During the very nice poster session, some interesting digital humanities use cases were presented. The first two are by the group of Hyvönen in Finland: Named Entity Linking in a Complex Domain: Case Second World War History by Erkki Heino, Minna Tamper, Eetu Mäkelä, Petri Leskinen, Esko Ikkala, Jouni Tuominen, Mikko Koho and Eero Hyvönen and Reassembling and Enriching the Life Stories in Printed Biographical Registers: High School Alumni on the Semantic Web by Eero Hyvönen, Petri Leskinen, Erkki Heino, Jouni Tuominen and Laura Sirola
What I liked about these is that they deal with real dirty data, and provide interesting examples for the things we can do with data from for example NIOD and biographical resources.
Another highlight of the poster session for me was Exploring the Role of Gender in 19th Century Fiction Through the Lens of Word Embeddings by Siobhán Grayson, Maria Mulvany, Karen Wade, Gerardine Meaney and Derek Greene.
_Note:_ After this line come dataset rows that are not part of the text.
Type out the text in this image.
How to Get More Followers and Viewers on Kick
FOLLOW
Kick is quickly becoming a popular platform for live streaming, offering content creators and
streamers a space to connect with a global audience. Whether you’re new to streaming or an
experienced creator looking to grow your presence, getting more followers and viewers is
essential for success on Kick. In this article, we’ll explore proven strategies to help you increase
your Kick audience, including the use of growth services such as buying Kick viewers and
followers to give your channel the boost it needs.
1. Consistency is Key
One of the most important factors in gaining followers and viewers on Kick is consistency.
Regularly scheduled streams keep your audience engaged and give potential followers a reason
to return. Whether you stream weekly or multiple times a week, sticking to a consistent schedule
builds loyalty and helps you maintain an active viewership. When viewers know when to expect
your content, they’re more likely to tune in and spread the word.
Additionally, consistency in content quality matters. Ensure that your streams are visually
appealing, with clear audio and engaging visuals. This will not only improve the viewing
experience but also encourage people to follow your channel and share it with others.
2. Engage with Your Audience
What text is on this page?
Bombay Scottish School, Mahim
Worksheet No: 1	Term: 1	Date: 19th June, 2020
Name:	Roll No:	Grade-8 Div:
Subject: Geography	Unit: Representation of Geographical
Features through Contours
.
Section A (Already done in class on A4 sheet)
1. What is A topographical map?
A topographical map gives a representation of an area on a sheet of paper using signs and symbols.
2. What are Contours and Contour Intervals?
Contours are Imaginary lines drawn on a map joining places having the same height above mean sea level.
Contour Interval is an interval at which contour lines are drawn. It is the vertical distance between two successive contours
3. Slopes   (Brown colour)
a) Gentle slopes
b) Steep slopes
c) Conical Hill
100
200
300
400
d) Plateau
One reason for me to be interested in this is that I’m supervising an MSc thesis that deals with automatic analysis of novels, the other is that I liked how they visualised their results, which I think is very important, especially when working in interdisciplinary settings.
- Gaelic is super interesting, but also super complex (as Graham Isaac’s keynote made clear)
- The crowd was still quite technical, more humanities researchers in attendance may spark even more interesting cross-disciplinary conversations
- The weather in Ireland is really not that bad (but don’t forget your waterproof jacket)
- Kathleen McKeown (University of Columbia, the third keynote speaker) is definitely someone whose work to look into as I already mentioned in this blog post.
- Why aren’t more conferences doing BBQs?